Once all the relevant environmental, geological, and chemical conditions are properly stored, as well as all the micro-ecology information, both Basecamp and its commercial customers can look at the DNA they want, to work out what organisms it came from in its full genomic context. This is all then complemented by Basecamp’s ML, which is how it ultimately delivers value.
To get to that level of insight, Lorenz says several data formats, including relational and document, were evaluated but soon rejected. He says:
I wouldn't want to have to connect a protein to its chemical and geological environment in an SQL database. It would probably take a year just to write the query.”
Ur-Rehman adds:
Fundamentally, graph won out because any piece of annotation you have on a molecule is always patchy; you might have five pieces of annotations on one molecule, and none on another, and a relational database would not handle that very well, because you'll end up with a whole bunch of tables with a whole bunch of annotations on them, which is not particularly great from a querying or performance viewpoint.
Once graph was adopted, progress has been rapid, says the company. Ur-Rehman explains:
We’ve now got a massive, structured Knowledge Graph - I think we're at something like 120 million proteins and counting, so that’s already 120 million nodes, and we're up to around a billion relationships.
Results
But does having a billion relationships do that much for you? Basecamp keeps its cards close to its chest when it comes to calling out specific results, but does confirm it recently helped a customer better understand why a particular protein it was interested in seemed to have no evolutionary reason for a specific function.
Basecamp applied graph-based data science to help, via looking for a so-called ‘signal’ in the protein’s surrounding network topology.

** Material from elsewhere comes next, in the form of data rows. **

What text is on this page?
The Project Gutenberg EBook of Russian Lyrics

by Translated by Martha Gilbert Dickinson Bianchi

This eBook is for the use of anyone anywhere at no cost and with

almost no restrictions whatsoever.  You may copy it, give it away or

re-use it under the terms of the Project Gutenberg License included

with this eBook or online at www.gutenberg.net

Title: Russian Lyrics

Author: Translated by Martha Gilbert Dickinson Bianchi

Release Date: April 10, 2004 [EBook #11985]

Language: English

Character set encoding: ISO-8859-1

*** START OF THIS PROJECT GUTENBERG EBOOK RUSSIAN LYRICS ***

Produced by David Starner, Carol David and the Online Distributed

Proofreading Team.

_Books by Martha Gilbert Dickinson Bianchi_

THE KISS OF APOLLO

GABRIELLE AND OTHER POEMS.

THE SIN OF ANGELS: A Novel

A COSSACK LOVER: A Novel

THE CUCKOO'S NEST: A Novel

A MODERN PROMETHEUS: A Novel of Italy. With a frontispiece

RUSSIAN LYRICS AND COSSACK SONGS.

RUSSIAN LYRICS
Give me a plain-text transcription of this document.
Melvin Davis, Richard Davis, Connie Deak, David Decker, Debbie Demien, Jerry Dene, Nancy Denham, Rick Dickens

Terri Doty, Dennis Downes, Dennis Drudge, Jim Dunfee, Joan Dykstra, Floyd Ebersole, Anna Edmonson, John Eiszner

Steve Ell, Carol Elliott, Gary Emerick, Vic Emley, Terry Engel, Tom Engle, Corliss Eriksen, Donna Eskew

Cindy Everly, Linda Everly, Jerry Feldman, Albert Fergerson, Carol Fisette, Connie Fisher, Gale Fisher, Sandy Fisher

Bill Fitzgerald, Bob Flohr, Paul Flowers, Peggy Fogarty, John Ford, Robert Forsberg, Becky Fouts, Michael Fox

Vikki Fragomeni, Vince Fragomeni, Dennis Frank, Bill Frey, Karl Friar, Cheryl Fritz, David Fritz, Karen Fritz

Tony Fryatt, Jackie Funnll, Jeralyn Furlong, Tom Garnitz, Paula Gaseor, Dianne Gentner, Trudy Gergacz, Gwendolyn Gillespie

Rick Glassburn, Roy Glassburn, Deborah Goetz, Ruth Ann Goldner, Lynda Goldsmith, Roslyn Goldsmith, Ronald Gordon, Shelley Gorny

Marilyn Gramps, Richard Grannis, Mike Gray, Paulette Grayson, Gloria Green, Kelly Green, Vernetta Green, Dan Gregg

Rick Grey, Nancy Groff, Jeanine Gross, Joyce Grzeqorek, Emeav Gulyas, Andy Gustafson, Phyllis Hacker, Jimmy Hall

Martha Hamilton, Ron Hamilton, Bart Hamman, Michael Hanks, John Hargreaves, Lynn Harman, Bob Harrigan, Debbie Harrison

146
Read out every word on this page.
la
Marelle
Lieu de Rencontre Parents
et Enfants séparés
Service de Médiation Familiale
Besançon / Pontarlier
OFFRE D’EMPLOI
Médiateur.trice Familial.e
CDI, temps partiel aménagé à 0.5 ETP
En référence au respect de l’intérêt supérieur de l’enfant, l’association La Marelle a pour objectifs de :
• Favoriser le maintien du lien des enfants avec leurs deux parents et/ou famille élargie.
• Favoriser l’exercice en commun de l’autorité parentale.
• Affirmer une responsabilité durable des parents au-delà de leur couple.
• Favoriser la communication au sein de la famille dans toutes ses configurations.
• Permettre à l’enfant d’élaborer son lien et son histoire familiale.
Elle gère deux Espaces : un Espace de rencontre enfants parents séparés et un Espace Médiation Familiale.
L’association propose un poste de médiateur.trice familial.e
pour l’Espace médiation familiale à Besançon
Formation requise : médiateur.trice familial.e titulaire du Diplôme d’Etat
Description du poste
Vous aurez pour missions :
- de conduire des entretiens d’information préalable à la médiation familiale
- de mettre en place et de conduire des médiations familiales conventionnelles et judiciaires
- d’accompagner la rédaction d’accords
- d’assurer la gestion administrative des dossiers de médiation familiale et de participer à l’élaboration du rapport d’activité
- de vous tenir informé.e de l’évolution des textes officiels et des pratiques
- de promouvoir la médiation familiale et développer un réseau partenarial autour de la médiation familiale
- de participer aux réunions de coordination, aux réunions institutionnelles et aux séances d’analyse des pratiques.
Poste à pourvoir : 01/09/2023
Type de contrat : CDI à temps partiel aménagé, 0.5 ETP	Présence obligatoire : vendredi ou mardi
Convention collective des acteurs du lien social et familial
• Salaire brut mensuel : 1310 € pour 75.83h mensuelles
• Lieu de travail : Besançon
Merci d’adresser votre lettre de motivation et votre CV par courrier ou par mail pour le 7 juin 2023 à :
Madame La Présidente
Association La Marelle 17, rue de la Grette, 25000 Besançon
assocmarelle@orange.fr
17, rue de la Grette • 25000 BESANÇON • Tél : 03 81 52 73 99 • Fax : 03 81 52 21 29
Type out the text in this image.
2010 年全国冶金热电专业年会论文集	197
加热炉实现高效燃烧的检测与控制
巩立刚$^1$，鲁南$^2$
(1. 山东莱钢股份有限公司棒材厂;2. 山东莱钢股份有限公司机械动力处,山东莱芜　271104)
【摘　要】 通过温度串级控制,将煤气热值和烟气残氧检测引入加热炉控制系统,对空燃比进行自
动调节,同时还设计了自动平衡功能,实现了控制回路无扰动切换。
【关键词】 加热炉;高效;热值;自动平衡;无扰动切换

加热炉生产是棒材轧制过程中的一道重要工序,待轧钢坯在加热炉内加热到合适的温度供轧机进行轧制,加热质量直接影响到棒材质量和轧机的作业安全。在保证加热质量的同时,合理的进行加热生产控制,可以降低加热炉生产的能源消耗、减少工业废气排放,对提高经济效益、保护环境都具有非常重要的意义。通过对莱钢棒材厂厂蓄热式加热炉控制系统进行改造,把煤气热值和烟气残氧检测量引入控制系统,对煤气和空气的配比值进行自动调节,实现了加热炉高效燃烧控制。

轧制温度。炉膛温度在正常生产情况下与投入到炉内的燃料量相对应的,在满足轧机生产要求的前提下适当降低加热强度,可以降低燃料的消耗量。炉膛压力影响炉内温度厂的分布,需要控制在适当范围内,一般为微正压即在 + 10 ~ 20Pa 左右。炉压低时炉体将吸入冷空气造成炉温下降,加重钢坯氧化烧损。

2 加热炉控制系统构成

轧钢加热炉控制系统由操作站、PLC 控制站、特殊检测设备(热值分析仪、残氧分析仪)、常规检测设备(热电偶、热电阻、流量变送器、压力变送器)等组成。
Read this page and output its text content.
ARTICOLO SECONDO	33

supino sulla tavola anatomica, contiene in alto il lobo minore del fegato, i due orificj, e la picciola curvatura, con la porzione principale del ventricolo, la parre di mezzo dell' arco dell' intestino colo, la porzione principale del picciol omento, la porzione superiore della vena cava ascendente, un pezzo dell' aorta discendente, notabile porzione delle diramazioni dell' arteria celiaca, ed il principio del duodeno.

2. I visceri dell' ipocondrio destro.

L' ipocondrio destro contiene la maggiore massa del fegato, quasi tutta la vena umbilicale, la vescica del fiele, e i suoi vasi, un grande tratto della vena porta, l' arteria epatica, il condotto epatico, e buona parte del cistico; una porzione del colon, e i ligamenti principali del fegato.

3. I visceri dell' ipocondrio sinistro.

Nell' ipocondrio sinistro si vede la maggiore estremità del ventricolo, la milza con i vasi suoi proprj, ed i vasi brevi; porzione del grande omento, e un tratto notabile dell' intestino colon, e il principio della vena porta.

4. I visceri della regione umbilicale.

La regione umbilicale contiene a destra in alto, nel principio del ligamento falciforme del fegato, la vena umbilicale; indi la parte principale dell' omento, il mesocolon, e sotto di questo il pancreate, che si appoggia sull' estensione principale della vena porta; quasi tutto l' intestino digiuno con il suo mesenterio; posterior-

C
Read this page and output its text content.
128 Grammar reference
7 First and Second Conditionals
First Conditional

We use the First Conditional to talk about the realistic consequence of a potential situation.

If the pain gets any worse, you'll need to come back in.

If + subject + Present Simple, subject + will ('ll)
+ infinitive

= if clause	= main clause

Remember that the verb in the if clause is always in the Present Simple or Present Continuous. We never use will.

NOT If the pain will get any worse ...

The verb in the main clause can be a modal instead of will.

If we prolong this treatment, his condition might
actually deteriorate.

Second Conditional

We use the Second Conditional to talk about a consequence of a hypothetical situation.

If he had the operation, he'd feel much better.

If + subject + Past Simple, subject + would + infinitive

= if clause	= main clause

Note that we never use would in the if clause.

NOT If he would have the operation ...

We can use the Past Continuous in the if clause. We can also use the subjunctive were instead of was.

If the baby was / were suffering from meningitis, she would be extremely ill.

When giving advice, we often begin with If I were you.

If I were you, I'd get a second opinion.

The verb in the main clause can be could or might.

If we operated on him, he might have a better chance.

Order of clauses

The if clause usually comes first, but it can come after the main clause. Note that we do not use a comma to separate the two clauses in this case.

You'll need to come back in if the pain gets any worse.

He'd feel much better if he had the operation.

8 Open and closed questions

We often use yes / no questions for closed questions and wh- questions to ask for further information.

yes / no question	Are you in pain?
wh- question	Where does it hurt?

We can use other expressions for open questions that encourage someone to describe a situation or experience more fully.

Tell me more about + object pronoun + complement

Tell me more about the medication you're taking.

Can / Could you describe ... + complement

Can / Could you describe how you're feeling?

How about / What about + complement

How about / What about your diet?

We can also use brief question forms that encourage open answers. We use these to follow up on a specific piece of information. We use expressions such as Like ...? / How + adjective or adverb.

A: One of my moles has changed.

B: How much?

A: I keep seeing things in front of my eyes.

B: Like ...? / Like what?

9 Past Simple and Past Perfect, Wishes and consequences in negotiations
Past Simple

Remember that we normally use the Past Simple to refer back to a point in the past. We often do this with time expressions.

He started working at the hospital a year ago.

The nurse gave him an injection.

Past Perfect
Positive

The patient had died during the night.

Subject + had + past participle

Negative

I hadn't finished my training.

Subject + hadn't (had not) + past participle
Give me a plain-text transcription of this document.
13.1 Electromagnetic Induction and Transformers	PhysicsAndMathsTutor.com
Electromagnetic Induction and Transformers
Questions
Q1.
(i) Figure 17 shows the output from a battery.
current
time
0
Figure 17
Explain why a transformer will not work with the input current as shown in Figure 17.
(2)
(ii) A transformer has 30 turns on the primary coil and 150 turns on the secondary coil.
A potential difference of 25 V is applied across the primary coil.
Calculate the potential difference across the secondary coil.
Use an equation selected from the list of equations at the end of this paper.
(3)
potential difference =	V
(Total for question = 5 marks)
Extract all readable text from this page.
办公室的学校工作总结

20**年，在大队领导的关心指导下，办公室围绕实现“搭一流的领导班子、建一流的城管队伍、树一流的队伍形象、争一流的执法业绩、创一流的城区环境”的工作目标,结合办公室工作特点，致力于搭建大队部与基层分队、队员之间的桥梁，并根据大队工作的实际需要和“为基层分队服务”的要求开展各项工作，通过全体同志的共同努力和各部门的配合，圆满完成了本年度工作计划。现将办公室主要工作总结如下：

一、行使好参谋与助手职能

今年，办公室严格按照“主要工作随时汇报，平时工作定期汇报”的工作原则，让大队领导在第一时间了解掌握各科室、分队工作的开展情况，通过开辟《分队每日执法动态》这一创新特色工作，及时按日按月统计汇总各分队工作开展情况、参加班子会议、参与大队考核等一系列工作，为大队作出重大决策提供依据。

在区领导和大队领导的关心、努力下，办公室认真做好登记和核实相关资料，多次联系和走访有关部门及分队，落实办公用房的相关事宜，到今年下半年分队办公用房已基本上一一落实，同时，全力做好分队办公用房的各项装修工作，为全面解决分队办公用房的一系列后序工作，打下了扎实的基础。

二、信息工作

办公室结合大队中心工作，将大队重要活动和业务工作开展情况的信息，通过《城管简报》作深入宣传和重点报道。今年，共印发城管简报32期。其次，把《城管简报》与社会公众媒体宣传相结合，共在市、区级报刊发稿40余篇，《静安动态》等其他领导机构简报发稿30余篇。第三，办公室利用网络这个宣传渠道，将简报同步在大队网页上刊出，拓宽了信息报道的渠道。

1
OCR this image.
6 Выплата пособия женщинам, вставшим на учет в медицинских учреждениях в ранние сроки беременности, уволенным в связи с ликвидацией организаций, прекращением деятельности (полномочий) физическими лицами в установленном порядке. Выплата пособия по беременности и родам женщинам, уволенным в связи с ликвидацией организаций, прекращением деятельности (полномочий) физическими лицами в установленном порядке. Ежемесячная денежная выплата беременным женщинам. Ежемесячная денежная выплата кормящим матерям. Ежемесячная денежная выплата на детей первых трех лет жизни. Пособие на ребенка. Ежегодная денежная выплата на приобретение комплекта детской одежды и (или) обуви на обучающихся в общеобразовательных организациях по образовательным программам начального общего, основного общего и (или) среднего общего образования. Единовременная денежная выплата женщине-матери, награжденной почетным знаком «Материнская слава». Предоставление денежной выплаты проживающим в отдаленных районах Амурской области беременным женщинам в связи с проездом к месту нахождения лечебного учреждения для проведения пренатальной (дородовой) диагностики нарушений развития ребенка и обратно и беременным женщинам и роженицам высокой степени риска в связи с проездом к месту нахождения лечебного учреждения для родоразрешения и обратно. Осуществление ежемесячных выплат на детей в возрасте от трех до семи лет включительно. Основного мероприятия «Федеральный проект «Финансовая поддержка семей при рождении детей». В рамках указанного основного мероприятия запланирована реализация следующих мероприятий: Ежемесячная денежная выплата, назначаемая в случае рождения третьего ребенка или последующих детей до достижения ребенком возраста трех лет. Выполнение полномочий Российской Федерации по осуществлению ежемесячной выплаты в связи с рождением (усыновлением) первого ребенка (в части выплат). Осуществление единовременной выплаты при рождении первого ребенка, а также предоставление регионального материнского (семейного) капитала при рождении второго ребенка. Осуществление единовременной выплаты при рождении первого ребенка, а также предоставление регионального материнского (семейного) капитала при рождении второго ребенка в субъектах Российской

By constructing a special dataset made up of curated data of positive examples, where the proteins didn’t have the function compared with negative examples, the Knowledge Graph was able to find a set of new potential sequences for this particular function.
What’s important to see here, he says, is that these were findings that a human researcher would not have been able to find as “there's no obvious reason for this to work”. He says:
Literally every one of the hits that we looked at worked, and that was very exciting. None of this was found by lab work, but with a Knowledge Graph, and that’s something that could be a step change in biotechnology moving forward and could be a very, very interesting example of a new kind of in silico detection of protein function.
Summing up his organization’s use of graph, Lorenz says:
We want to be the leading company in the world that can predict and design any protein, for any function, and any performance - to have a generalizable AI - and graph-based platform that can design any solution for any biotech problem.
We're getting there by applying Knowledge Graph to very different challenges across very different markets through customer-directed challenges on many problems, which strengthens our platform.
It’s kind of a big mission - but I think we're on our way to getting there.